Nenek ini mempunyai cucu yang masih perjaka yaitu Suroso.
l) Suroso
yang diperankan oleh Wima, yakni seorang perjaka muda yang kerjanya hanya
mengurusi sapi-sapinya.
m) Menuk
yang diperankan oleh Riska, yakni seorang penjual warung di pasar. Ia mempunyai
sifat yang ramah dan mudah gugup. Terbukti dari caranya ketika melayani pembeli
dengan wajah yang ramah dan ia sangat gugup ketika mengetahui Blokeng telah
melahirkan.
3.
Alur
Alur
adalah rangkaian cerita yang dibentuk oleh tahapan-tahapan peristiwa sehingga
menjalin suatu cerita yang dihadirkan oleh para pelaku dalam suatu cerita
(Aminuddin dalam Siswanto,
2008:159).
Alur dalam drama ini terbagi menjadi 3 babak. Pertama lampu
disorotkan ke rumah pak lurah. Di sana menggambarkan kegupuhan yang dialami bu
lurah karena hendak mengadakan acara di balai desa. Selain itu para
pembantu-pembantunya sibuk asik membicarakan kehamilan Blokeng. Kedua, lampu
disorotkan ke warung Menuk. Di warung ini, semua bapak-bapak kampung
membicarakan seputar kehamilan Blokeng yang tidak jelas siapa bapaknya. Dan
ketiga, lampu disorotkan ke tempat sampah yang merupakan rumah Blokeng. Di
tempat ini warga beserta pak lurah dan bu lurah membantu membersihkan rumah
Blokeng. Kemudian lurah Hadining meminta kesaksian warga bahwa ia akan
mengangkat Blokeng dan anaknya untuk menghilangkan semua desas desus yang ada.
4.
Tema
Tema
adalah ide yang mendasari suatu cerita. Tema berperanan
sebagai pangkal tolak pengarang dalam memaparkan karya rekaan yang
diciptakannya (Siswanto, 2008:161). Adapun temanya adalah “Ketidakjujuran
Menimbulkan Sebuah Misteri yang Sulit dipecahkan”.
5.
Amanat
Amanat
adalah nilai-nilai dari karya sastra yang dapat diambil sebagai pelajaran,
sehingga di kemudian hari
tidak terulang kembali. Adapun amanat yang disampaikan melalui
drama ini adalah sebagai berikut.
· Jangan
suka membicarakan aib orang lain.
· Jangan
suka hidup dengan saling menuduhkan sesuatu yang belum bisa
dipertanggungjawabkan kebenarannya.
· Jadilah
seorang pemimpin yang bijaksana dalam menyikapai semua permasalahan yang ada.
· Sikapilah
semua permasalahan yang ada dengan hati yang dingin.
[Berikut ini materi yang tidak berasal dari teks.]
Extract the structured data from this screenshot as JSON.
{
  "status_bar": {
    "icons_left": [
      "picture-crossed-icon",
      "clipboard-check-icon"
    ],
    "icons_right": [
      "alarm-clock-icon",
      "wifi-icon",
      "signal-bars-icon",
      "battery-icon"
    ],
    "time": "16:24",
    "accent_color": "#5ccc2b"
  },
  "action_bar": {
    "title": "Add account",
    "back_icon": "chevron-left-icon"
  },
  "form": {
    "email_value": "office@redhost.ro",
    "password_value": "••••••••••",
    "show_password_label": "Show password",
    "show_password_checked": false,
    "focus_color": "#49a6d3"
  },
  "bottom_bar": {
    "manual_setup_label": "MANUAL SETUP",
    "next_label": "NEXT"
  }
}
Naskah drama adaptasi dari sebuah cerpen
“Blokeng” karya Ahmad Tohari ini merupakan naskah drama yang dipentaskan dengan
genre surealis. Surealis adalah aliran dalam seni yang berupa alam bawah sadar
manusia atau non rasional. Hal ini sesuai dengan pengertiannya dalam KKBI,
yaitu aliran dalam seni sastra yg
mementingkan aspek bawah sadar manusia dan nonrasional dalam citraan (di atas
atau di luar realitas atau kenyataan).
Naskah drama ini pernah dipentaskan oleh
kelompok teater dari Universitas Negeri Malang, yaitu Teater Pelangi dalam
pentas produksinya yang ke-17 pada 29 Pebruari 2012 dan 1 Maret 2012. Kelompok
teater tersebut berhasil membius penonton untuk larut dalam ceritanya. Hal ini
terbukti dari antusiasme penonton yang memenuhi Sasana Budaya UM berjumlah 270
penonton. Mereka bukan hanya dari Universitas Negeri Malang tetapi juga dari
anak-anak SMA di Malang dan beberapa komunitas teater di luar UM yang ada di
Malang.
Ciri khas karya-karya besar Ahmad Tohari selalu
mengangkat budaya lokal dalam masyarakatnya. Misalnya saja sebuah novel
“Ronggeng Dukuh Paruk” yang kemudian difilmkan dalam layar lebar. Film ini juga
cukup membius masyarakat pecinta sastra maupun tidak, untuk turut
menyaksikannya. Tak ubahnya dengan naskah drama “Blokeng” yang merupakan sebuah
adaptasi cerpen, ketika naskah ini dipentaskan banyak penikmat sastra yang
mengapresiasi positif. Hal ini menunjukkan bahwa Ahmad Tohari memanglah seorang
sastrawan yang cukup piawai dalam merangkai kata menjadi suatu rangkaian cerita
yang menarik untuk dibaca dan juga untuk dipentaskan. Akan tetapi, menurut
Ahmad Tohari bahwa karya yang dipentaskan lebih memiliki ruh daripada karya
yang difilmkan. Pementasan drama/teater lebih memiliki makna daripada film-film
(sinetron) yang lebih sering dikonsumsi masyarakat. Melalui karya-karyanya,
Ahmad Tohari bermaksud untuk mengajak pembaca untuk melihat dan merenungi suatu
peristiwa dalam cerita yang diambil dari suatu peristiwa yang nyata.
Demikian
pula dengan cerita dalam “Blokeng”. Bisa jadi cerita tersebut diambil dari
pengalaman atau pengamatan Ahmad Tohari terhadap lingkungan sekelilingnya. Akan
tetapi, cerita tersebut memang sengaja tidak diselesaikan alias menggantung
sehingga pembaca bebas mengakhirinya seperti yang mereka pikirkan. Pada suatu
acara ngopi siang, di sebuah Universitas Negeri, ada aseorang peserta yang
bertanya bahwa siapa sebenarnya ayah dari bayi yang dikandung Blokeng. Akan
tetapi, Ahmad Tohari tetap merahasiakannya dan berkata kita tidak perlu tahu
siapa ayah dari bayi Blokeng. Dan pertanyaan itu pasti akan selalu melintasi
benak pembaca ketika pembaca tersebut membaca naskah adaptasi dari “Blokeng”.
Itulah misteri dalam “Blokeng” yang masih menjadi teka-teki dan tanda tanya
dibenak pembaca/penonton (penikmat sastra).